The Boyertown boys soccer team had just finished arguably its biggest win to date, a hard-earned road victory against its nearest rival Spring-Ford.
Postgame high-fives and hugs were barely done, but the Bears attention already shifted.
“What’s the girls’ score?” one player asked.
“2-2, heading to overtime,” the reporter told them.
“Let’s go! We’ve gotta hurry!” they said, quickly grabbing their bags and running for the bus.
The Bears didn’t make it in time on Oct. 3 to see the game-winner in the first minute of the second overtime, but it didn’t stop them from joining friends and family to cheer each member of the girls’ team off the field after their own 3-2 win over Spring-Ford.
* * *
Anybody who can look at a bracket or read a headline knows it has been a special fall for the Boyertown soccer programs.
But it’s been equally special in the way the two teams have supported one another.
It sounds basic: they’re classmates, they play the same sport, many of them are friends.
But after 14 years covering soccer in the Mercury area and being disappointed by the lack of support for even some of the most successful teams, it’s been awesome to see the camaraderie between the squads.
“I love the bond we have with the boys’ team,” said girls’ senior midfielder Maddie Monka. “Our friend groups are all together, so it’s all a big group and we love supporting each other. It’s such a good atmosphere and environment whenever they’re at our games and we always try to go to theirs.”
“We’re all so close to each other, we decided it was something we wanted to do,” said junior Braden Bartman of the support of the girls’ team.
* * *
The Oct. 3 matches with Spring-Ford weren’t the only evidence.
Two days earlier, the girls’ bus was in full voice arriving back to Boyertown off their 4-2 win over Owen J. Roberts, rushing in to join the student section for the conclusion of the boys’ match against OJR.
They were there to celebrate Matt Kerr’s overtime game-winner, a 2-1 win that snapped a winless streak against the Wildcats that dated back to Oct. 7, 2015.
Yes, it’s easy to root for a winner, and both were enjoying outstanding regular seasons – the boys eventually going 10-1-2 in the Pioneer Athletic Conference, the girls 12-1 – but neither could have known that was just the beginning.
It was a dream doubleheader for the Bears in the PAC championships on Oct. 17.
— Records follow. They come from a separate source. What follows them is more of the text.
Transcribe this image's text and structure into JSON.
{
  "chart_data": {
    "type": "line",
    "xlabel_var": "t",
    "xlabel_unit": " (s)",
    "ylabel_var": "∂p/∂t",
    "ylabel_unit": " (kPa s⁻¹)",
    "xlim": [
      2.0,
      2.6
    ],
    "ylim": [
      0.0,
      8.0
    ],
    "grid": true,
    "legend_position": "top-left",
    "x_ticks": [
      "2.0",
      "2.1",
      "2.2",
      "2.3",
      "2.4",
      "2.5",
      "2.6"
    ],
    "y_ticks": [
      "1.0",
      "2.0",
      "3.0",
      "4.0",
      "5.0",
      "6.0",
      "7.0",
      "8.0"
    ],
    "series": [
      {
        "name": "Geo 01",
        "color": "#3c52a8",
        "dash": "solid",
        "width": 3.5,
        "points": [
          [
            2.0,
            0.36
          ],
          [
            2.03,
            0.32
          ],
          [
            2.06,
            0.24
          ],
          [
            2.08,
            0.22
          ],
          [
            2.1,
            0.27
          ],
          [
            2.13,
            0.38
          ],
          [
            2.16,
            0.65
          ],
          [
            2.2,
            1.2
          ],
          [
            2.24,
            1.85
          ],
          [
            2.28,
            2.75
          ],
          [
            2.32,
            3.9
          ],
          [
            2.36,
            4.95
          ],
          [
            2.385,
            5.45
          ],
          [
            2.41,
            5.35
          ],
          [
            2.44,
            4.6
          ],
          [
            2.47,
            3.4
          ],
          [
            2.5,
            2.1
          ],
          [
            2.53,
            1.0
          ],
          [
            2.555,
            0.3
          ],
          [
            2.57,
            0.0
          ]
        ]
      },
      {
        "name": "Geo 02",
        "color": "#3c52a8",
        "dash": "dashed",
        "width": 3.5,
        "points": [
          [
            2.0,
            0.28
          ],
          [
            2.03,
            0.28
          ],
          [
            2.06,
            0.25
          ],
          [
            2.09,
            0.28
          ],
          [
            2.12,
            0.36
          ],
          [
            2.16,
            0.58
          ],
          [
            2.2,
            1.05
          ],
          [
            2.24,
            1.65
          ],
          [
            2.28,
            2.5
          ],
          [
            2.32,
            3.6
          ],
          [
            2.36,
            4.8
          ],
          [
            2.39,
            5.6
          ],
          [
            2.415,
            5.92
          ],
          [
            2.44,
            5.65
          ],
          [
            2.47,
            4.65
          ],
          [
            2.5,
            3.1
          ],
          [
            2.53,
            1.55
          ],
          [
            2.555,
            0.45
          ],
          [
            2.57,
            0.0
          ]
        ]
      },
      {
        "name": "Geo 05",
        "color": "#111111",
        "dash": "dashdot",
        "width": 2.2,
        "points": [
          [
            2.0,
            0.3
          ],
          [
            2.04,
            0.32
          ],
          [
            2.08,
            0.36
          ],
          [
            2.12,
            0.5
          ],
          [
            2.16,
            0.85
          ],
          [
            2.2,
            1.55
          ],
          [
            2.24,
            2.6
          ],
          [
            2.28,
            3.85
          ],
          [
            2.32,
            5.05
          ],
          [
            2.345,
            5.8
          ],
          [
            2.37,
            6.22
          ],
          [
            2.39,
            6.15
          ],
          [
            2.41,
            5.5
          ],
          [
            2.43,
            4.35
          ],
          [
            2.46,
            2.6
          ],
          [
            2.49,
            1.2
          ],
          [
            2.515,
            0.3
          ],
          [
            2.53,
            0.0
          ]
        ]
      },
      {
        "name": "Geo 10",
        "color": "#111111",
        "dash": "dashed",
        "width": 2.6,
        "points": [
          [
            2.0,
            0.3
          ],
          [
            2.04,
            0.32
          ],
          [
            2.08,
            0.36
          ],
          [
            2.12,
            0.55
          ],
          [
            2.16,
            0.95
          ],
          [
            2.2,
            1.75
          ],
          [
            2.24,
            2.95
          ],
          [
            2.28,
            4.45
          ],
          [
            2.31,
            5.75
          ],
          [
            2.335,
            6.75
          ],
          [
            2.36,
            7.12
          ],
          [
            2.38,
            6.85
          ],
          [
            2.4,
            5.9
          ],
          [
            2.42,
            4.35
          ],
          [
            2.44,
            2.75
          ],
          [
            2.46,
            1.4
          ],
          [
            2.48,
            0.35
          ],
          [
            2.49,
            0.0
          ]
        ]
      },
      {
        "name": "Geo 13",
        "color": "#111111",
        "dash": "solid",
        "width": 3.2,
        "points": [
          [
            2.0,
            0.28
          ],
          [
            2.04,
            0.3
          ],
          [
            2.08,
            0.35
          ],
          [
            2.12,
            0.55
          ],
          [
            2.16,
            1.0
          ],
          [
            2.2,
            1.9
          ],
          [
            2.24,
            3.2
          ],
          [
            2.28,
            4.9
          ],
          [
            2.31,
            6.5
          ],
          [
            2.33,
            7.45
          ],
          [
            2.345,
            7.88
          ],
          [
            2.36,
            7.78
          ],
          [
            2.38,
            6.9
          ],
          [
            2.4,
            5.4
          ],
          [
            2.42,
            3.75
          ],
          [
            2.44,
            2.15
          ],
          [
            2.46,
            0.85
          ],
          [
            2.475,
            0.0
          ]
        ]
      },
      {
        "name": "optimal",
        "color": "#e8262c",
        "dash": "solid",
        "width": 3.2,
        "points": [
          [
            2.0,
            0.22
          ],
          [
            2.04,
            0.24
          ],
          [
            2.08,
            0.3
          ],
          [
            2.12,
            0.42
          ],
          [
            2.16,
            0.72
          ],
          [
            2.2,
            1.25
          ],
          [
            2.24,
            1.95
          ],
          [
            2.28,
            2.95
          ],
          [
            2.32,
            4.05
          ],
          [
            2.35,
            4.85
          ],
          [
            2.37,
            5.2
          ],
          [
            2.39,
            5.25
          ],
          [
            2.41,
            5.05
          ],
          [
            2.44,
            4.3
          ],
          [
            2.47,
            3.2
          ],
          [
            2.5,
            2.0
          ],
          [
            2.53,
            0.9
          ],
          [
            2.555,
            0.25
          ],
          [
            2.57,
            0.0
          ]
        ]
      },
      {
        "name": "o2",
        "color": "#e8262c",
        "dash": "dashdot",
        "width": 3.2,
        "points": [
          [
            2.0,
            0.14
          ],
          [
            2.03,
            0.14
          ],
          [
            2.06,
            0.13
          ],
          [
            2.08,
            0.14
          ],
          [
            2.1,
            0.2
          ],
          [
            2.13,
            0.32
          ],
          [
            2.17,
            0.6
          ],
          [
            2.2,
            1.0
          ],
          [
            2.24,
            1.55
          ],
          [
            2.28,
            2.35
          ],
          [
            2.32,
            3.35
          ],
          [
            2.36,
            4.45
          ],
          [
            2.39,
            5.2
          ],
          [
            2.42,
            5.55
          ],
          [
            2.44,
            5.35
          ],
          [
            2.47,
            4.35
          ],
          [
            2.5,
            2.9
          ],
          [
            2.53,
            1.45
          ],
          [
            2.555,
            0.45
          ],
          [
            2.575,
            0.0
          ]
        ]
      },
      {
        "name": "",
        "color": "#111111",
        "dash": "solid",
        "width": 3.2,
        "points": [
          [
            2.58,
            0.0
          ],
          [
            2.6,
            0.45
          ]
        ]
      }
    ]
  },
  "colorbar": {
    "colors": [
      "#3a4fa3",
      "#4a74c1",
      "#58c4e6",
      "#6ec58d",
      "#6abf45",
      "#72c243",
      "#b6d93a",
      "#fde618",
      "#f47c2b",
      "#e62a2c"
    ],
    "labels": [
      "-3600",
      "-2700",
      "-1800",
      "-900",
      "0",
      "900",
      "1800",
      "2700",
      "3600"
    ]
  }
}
The boys got the job done in the first final, a commanding 2-0 win over Spring-Ford, and continued to impress from the stands for the girls’ title game.
“PAC final, easily,” said boys’ senior midfielder Jake Groff of the highlight of their support. “It was all of us with our other classmates from school and we led the student section and we brought the chants. Usually at a football game you hear one or two chants. But we were constantly chanting, trying to create a European atmosphere. We felt it.”
They even had songs.
When Camilla Kuever – the girls’ standout midfielder and German exchange student – netted her first and second goals in the eventual 3-0 win over Spring-Ford, it sounded like a game in Europe with the supporters in full voice.
From Germany she came
B-town’s not the same
Camilla’s at the 8
She’s got us feeling great
“In Frankfurt she resides
Through the air she flies
Her heading is sublime
This is Kuever’s time
22 on her back
We’re gonna win the PAC
It was quite the surprise to Kuever hearing her name cascading from the stands, a song credited mainly to Bartman and Josh Torrens.
“I couldn’t hear the exact words. But I really appreciate it,” Kuever said after the final.
“Hearing them in the crowd makes us feel better about ourselves and feel more supported,” said senior center back Morgan Kline.
The Bears teams have stayed tight through districts: they were doubleheader winners again in the quarterfinals at home on Oct. 26, the No. 3 seed boys besting Neshaminy 2-1, the No. 2 seed girls edging Unionville, 1-0, as the boys’ team kept it lively from the southwest corner flag.
“We both knew we were going to be pretty good this year, but it happened at PACs, which was an unbelievable experience,” Groff said. “And then it started picking up for districts.”
They were separated for the semifinals on Oct. 29 with the boys away at No. 2 Lower Merion, but the support didn’t waver: after Landon Wenger’s overtime goal gave the boys a 1-0 trip to the final, the boys were FaceTiming with friends to get a glimpse of the girls’ penalty kicks against Conestoga.
“Every save and every score, we were just going crazy on the bus,” Jagger Sokel said.
The girls’ team, fresh off their win over the Pioneers (3-2 in penalty kicks), awaited the arrival of the boys to return from Ardmore, wanting to celebrate together.
“I think (the success we’ve had) is because of the support we’ve had, from the community, from the boys’ team,” girls’ senior goalkeeper Mattie Gallagher said. “We show up for them, they show up for us.”
Saturday, the Boyertown boys became the first PAC program to play in the District 1 final in the large-school classification. The girls were just the third in the past 15 years.
Regardless of results, the Boyertown boys and girls soccer teams were together, and that may have been the best part.